While the official results aren’t in yet, I think we can surmise that November was cooler and drier than average, as the drought monitor can prove one half of that equation as true. Below, we’ll get a forecast as to what the climatologists believe December and winter at large could bring us.
So far, in the seven day forecast, temperatures are going to start decreasing by late week and into the weekend, much below average. Average for this time of year is around 60 degrees and daytime highs will drop into the mid 40s by late this week. Evidence suggests that the cool temperatures will continue through the month of December. The average temperature for the month of December in eastern North Carolina is about 55 degrees, thus like the month of November, much of this month could be below this average.
November was abnormally dry and so far during the first week of December we only have one shot or rain in the forecast, Tuesday night through Wednesday night but dry for the rest of the time frame. The average monthly rainfall for the month is a little of 3 inches. We are already behind from the month of November, whose average is around 3 inches and we’re only expecting about an inch the middle part of this week. For the month of December, we are expecting average rainfall. Even if that solution verifies, we are still down a few inches from the below average November.
Speaking of Winter at large, there is one worldly atmospheric phenomenon that may impact us and that is La Nina, a cooling of the Pacific Ocean around the equator. When that happens, it changes the direction of the jet streams, which controls the path of storms and it separates air masses. So we’ve learned that when a La Nina pattern sets up, eastern North Carolina is warmer and drier than average.
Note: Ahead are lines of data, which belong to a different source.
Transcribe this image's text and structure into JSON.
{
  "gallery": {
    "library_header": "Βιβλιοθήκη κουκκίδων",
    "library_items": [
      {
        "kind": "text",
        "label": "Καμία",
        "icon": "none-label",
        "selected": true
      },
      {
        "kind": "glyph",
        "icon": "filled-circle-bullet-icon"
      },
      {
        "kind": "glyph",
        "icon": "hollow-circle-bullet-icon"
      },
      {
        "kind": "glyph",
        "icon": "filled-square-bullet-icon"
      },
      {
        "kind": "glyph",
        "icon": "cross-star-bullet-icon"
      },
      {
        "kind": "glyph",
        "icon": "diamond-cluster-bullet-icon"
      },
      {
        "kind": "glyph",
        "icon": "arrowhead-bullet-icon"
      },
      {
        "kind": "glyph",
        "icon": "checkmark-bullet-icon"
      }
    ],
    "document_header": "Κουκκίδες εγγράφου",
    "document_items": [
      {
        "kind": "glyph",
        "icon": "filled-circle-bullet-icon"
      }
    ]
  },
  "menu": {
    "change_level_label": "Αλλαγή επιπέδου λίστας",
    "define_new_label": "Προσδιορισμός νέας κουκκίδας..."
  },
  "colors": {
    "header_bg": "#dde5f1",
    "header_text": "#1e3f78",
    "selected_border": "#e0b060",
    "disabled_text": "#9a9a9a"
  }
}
The average daytime high temperature for December, January and February for eastern North Carolina are 55 degrees, 52 degrees and 56 degrees respectively. The average rainfall each month is a little over 3 inches, approaching 4 inches for the month of January. If a La Nina pattern verifies, the dry conditions that started in October and through November could give us a drought that may take us a while to overcome. Again, these outlooks are just that, outlooks. Beyond 7 to 10 days, the forecast becomes a lot less accurate and unpredictable as weather patterns can be erratic. We’ll keep you up-to-date no matter the weather pattern.